Lately, we’ve seen photos of gleeful students being awarded personal laptop computers: the reward for completing a course, program or workshop.
The prize, to be sure, is not really a freebie; students need to complete some course of study; nor is the windfall restricted to this area, as schools have for years lured students by offering them free computers.
Changes have taken place regarding the ages of the users. Remember when only Dad and Mom could use the behemoth Radio Shack TRS-80 computers of the past, and allowed Junior to touch it only under supervision? The mantra used to be, “Don’t touch it — you’ll break it!”
Our granddaughters come over often — surely it’s to visit their favorite paternal grandparents — but sometimes with the request to use a laptop to play games.

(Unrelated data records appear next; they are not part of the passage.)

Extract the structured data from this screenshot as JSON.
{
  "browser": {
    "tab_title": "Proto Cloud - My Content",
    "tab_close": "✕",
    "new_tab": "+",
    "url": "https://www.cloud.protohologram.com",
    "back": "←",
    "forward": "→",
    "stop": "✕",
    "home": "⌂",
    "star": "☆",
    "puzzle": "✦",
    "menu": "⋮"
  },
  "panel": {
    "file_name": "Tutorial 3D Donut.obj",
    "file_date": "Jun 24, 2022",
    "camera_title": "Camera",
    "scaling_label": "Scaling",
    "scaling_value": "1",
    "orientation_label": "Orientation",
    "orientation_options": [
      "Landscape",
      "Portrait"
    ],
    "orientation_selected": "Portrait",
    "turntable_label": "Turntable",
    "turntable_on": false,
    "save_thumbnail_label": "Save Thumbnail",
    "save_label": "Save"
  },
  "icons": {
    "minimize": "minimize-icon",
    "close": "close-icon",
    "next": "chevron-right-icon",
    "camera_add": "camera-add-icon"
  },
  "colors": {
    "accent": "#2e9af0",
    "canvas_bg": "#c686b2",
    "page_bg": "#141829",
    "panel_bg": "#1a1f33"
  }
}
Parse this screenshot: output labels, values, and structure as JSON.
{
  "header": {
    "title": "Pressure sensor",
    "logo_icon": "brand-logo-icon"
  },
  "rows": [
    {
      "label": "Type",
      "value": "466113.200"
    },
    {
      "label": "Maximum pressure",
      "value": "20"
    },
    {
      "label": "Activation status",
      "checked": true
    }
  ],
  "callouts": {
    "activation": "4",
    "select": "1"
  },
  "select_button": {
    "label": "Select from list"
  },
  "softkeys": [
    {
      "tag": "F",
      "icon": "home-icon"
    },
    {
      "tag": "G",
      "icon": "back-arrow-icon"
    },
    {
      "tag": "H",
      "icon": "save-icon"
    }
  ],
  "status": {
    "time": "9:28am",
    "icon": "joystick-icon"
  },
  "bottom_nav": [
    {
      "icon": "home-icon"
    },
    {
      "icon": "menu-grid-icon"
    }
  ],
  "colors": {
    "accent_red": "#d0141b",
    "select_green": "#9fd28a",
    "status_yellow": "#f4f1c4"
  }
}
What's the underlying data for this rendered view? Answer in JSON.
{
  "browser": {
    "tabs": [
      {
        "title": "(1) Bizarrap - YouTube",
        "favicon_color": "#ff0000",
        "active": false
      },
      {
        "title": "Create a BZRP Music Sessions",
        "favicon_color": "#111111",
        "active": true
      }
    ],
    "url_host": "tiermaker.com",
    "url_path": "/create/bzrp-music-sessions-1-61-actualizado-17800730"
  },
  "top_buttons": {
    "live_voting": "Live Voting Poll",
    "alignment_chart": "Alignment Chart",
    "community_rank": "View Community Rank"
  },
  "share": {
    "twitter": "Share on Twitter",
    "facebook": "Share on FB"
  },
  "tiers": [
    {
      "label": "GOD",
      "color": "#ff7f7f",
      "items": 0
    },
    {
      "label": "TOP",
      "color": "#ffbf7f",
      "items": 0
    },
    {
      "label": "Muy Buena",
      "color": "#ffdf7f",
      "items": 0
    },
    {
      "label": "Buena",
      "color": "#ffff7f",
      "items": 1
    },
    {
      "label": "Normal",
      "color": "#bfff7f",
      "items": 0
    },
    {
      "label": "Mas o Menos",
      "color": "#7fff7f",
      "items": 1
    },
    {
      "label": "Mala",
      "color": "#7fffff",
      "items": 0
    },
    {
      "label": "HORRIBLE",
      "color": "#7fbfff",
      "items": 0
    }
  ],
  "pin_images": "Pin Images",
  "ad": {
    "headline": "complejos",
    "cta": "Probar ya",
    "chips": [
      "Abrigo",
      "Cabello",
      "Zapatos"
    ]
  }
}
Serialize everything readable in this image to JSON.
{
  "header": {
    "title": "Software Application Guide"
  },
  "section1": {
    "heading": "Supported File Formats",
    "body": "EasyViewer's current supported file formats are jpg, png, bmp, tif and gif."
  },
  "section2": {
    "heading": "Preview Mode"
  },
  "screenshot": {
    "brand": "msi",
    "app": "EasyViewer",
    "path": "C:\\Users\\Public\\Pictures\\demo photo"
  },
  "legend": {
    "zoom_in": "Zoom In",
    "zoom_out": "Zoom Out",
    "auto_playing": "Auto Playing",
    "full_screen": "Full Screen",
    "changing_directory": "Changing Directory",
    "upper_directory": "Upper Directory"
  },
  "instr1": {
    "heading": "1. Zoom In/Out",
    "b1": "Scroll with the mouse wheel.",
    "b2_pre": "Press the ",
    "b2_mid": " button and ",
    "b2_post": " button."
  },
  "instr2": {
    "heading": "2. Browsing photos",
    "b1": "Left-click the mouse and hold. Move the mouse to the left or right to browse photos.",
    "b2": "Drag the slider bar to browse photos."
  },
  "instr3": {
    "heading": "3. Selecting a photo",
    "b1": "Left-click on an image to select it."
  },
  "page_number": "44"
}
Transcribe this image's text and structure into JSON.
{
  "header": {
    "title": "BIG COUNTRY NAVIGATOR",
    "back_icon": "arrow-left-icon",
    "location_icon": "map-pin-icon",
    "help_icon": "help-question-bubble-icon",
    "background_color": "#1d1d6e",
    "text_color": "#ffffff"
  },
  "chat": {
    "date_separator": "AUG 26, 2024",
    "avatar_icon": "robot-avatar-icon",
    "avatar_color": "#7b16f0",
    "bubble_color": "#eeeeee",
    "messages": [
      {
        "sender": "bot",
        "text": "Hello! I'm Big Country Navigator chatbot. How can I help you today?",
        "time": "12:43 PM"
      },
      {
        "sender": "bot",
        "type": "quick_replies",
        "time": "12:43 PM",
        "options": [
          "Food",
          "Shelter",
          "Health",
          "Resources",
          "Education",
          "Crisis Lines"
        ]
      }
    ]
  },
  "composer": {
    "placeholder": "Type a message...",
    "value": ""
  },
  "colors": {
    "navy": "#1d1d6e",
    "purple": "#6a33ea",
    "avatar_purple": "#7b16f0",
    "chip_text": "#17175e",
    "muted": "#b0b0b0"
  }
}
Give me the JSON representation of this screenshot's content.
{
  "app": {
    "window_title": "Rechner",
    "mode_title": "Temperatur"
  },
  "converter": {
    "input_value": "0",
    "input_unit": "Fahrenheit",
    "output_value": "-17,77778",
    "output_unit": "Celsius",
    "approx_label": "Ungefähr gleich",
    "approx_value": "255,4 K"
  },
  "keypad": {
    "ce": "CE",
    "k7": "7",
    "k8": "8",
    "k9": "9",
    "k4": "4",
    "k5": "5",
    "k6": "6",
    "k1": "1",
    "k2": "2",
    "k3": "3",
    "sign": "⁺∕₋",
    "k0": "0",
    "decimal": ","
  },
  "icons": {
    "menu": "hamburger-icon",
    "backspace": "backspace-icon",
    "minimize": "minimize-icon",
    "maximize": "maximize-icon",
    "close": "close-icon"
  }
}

Permission (usually) granted, much to their delectation.
Yes, things have changed.
As a reporter covering school board meetings in the Midwest in the ‘60s, I witnessed what almost turned into fisticuffs when board members quarreled over what one called “the preposterous notion of allowing junior high school students to operate typewriters.” The most bellicose and belligerent board member argued that typewriters, even the manual kind, are expensive and likely to break.
The other board member countered with, “Well, we let junior high kids blow through expensive band instruments.”
Nowadays, I still shudder as I mutter, “Carly, be sure to use both hands” as my older granddaughter totes a $1,500 piece of delicate equipment with hands that haven’t yet been around for eight summers.
So far, my PowerBook has not been dropped (that I know of).
Impressive is the deftness with which kids like Carly, and her sister, Celina, 5, get around the keyboard. Most kids in the elementary grades appear much more proficient than their grandparental counterparts, who struggled with manual typewriters back in the day.
At our home, my dad occasionally allowed us to use his portable Underwood, which had such then-high tech features as an automatic ribbon reverse and a bell to signal we were reaching the end of the (typed) line.
Later, in typing class at Immaculate Conception High School, many of us construed that typewriter bell as a signal for a coffee break, a concession our teacher, Sister Charles Therese, found groundless and refused to grant as a perk.
What’s the next step for educational technology? Will students use a device so compact and comprehensive that they can even print out their diploma with a couple of taps of a stylus?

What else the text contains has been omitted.